After a career spanning 80 years, artist Françoise Gilot dies aged 101

As has been confirmed to the New York Times by the artist’s daughter, Aurelia Engel, Françoise Gilot has died in Manhattan at the age of 101. Gilot, who was active as an artist for eight decades, continued to paint well into her 90s.

Gilot was born in the Parisian suburb of Neuilly-sur-Seine in 1921. Her father encouraged her to pursue a career in law and by the age of 17 she had already received her bachelor’s degree from the University of Paris. However, from a very young age she was drawn to creating art and was taught to paint with watercolours and India ink by her mother. As a young adult in occupied Paris, she took private art lessons with the fugitive Hungarian Jewish artist Endre Rozsda and studied at the renowned Académie Julian, where artists such as Duchamp and Matisse had taken classes before her.

At the age of 21, Gilot was introduced to Pablo Picasso at Le Catalan restaurant in Paris. Picasso was forty years older than Gilot at the time. The pair began a relationship which lasted the best part of a decade, with Gilot having two children with the Spanish artist; Claude and Paloma Picasso. In 1953, Gilot decided to leave Picasso. In 1964, she published a memoir of the relationship Life with Picasso, in which she cited the physical and emotional abuse she had suffered at the hands of her older partner, whose mistreatment of women is now well known. The book became an international bestseller, although many supporters of Picasso criticised the publication; Picasso himself ended all contact with Gilot and his two children by her at this time, after filing three unsuccessful lawsuits against the book. In 2019, Gilot addressed the criticism of her in an interview with The New York Times Style Magazine, saying that, “sometimes people like you. Sometimes people don’t. But you are not going to fashion yourself according to other people’s wishes, whether they are negative or positive, you know?”

Despite the fact that Gilot is often discussed and remember as ‘in the shadow’ of her former partner Picasso, Gilot had a hugely successful career. She recounted how when she left Picasso, he said, “you imagine people will be interested in you? They won’t ever, really, just for yourself. Even if you think people like you, it will only be a kind of curiosity they will have about a person whose life has touched mine so intimately.” But Gilot and her work have been enduringly interesting and popular. She was accomplished before meeting Picasso, exhibiting with art dealer Madeleine Decre in 1943. She had her first solo museum exhibition in 1970. In 1972, she published her first artist book which featured her prints and poetry. Other notable exhibitions include the 2012 Gagosian exhibition which featured her work alongside Picasso’s. An auction record was set for the artist in 2021 with her painting Paloma à la Guitare selling at Sotheby’s London for £922,500. At the time of her death, she left behind around 1,600 canvases and 3,600 works on paper, attesting to her continued creative and productive life as an artist.

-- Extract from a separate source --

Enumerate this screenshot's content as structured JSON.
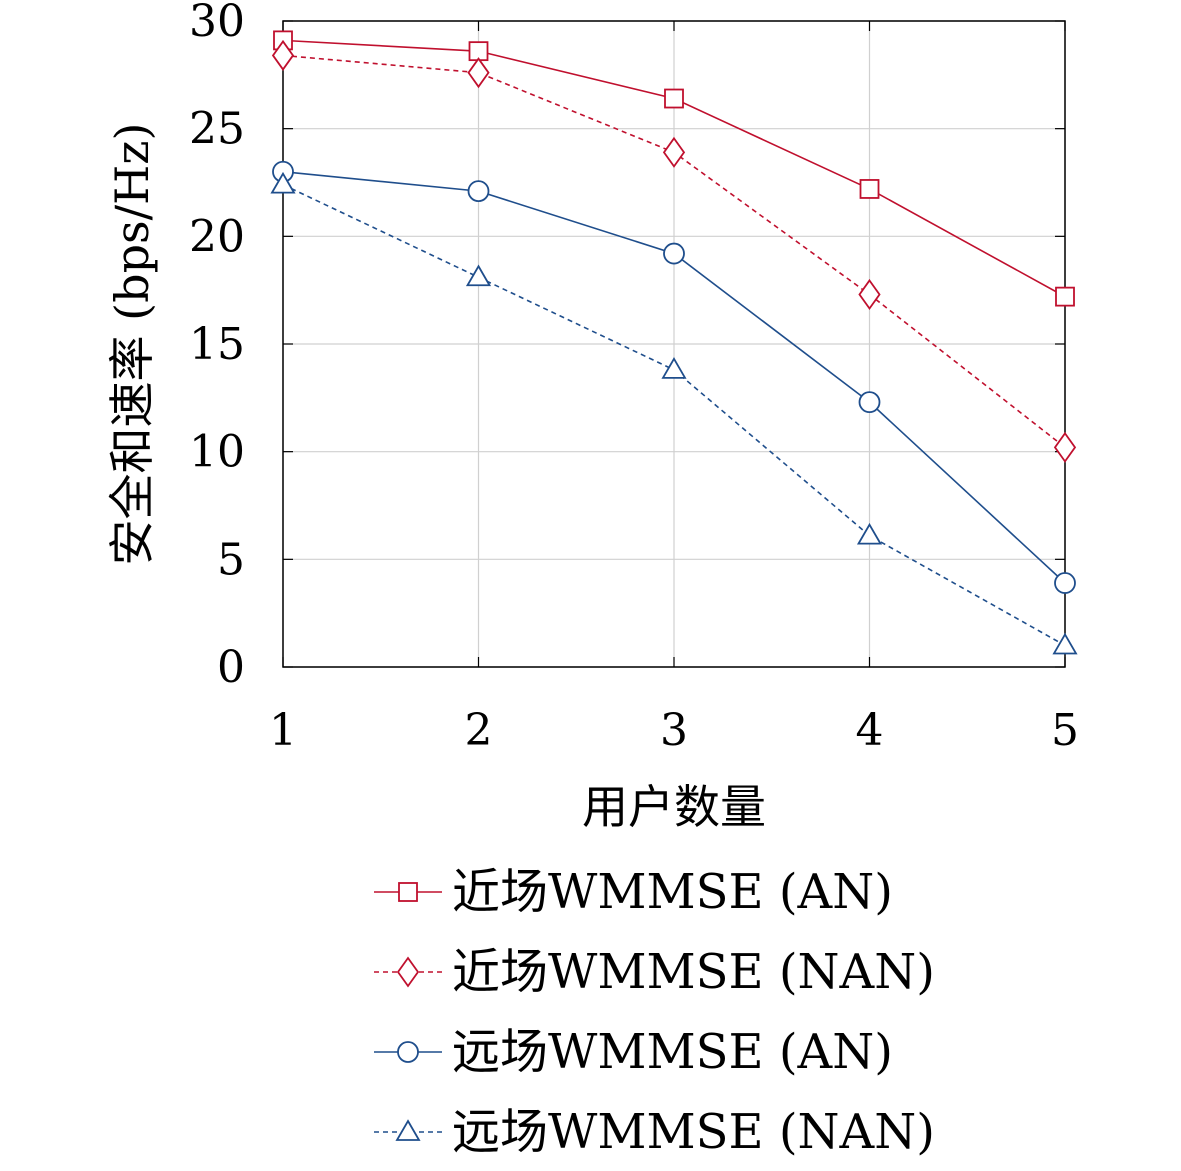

Her works were influenced at times by Cubism but have their own distinctive style and are often interested in figuration. She also published further books, including Interface: The Painter and the Mask (1975) and, at age 96, she published a book of sketches made in India, Senegal and Venice between 1974 and 1981 (2018).

In 1955, Gilot married a childhood friend, artist Luc Simon, with whom she had another daughter, Aurelia Engel. After divorcing Simon, Gilot married Jonas Salk in 1970, an American doctor responsible for one of the first successful polio vaccines. The couple split their time between San Diego and Gilot’s studio in the south of France. Oliver Barker, Chairman of Sotheby’s Europe, said, “the entire Sotheby’s community is saddened at the passing of Françoise Gilot”, and Benjamin Dollar, Chairman of Sotheby’s America added that “she was a brilliant artist, author and a true genius. A stunning person with great style. She once said to me that she would only stop painting when she stops breathing.” Gilot is survived by her three children and four grandchildren.